Zum Hauptinhalt springen

Kostenschätzung? Aber welche!

| Dr. Wolfgang Schindler (FA für Bau- und Architektenrecht) | News

OLG Köln, Urteil vom 09.07.2025, Az. 11 U 59/24



Sachverhalt:
Ein öffentlicher Auftraggeber (AG) beauftragt ein Architekturbüro (AN) mit Generalplanerleistungen. Im Zuschlagsschreiben nennt der AG eine von ihm geschätzte Summe anrechenbarer Kosten für die Leistungsphasen 1 bis 3. Im Vertrag ist geregelt, dass das Honorar für diese Leistungsphasen „auf Basis der Kostenschätzung“ ermittelt wird. Der AG meint: Die im Vergabeverfahren genannte Summe sei die verbindliche Kostenschätzung – also liege ein Pauschalhonorarvertrag vor. Der AN sieht das anders: Maßgeblich sei die Kostenschätzung nach der als Vertragsbestandteil einbezogenen HOAI, die erst in Leistungsphase 2 erstellt wird.

Urteil:
Zu Recht! Die Parteien haben im Vertrag ausdrücklich eine Abrechnung nach den Regeln der HOAI vereinbart.

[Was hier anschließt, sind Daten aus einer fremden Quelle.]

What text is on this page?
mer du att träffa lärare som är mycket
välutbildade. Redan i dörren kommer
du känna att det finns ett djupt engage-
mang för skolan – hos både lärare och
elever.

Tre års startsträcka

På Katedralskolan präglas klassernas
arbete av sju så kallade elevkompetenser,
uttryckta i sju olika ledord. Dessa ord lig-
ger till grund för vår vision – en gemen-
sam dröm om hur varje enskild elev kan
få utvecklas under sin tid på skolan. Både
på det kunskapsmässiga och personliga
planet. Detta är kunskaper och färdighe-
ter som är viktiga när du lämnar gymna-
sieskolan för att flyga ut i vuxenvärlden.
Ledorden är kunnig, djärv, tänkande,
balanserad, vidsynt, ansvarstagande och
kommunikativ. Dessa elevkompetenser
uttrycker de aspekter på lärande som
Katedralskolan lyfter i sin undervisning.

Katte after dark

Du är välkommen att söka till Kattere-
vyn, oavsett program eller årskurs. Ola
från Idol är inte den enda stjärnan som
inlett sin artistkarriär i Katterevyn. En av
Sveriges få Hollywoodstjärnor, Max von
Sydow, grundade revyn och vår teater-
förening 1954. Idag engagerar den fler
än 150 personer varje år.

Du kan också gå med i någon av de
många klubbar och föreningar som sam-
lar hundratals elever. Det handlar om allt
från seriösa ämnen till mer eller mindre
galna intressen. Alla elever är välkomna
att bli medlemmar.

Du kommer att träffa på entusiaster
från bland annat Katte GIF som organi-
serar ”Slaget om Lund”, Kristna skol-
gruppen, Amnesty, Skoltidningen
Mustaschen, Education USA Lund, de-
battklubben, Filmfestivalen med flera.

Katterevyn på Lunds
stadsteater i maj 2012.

Nach der HOAI werden die anrechenbaren Kosten erst nach Auftragserteilung ermittelt – zunächst vorläufig durch die Kostenschätzung (Leistungsphase 2), anschließend endgültig durch die Kostenberechnung (Leistungsphase 3). Damit ist nicht die im Vergabeverfahren vom AG genannte Summe maßgeblich, sondern die vom AN nach HOAI erstellte Kostenermittlung. Die vom AG angenommene Bindungswirkung seiner eigenen „Kostenschätzung“ besteht somit nicht.

Praxistipp:
Der Fall zeigt, wie wichtig eine präzise und klare Terminologie ist. Offenbar verstand der AG unter „Kostenschätzung“ etwas anderes als den Begriff im Sinne der HOAI – mit für ihn nachteiligen Folgen. Planer sollten im Vergabeverfahren bereits auf eine eindeutige Terminologie achten und das Zuschlagsschreiben kritisch überprüfen. Eine saubere sprachliche Trennung schützt beide Seiten – und vermeidet spätere Diskussionen über Honorar oder Vertragsgrundlagen.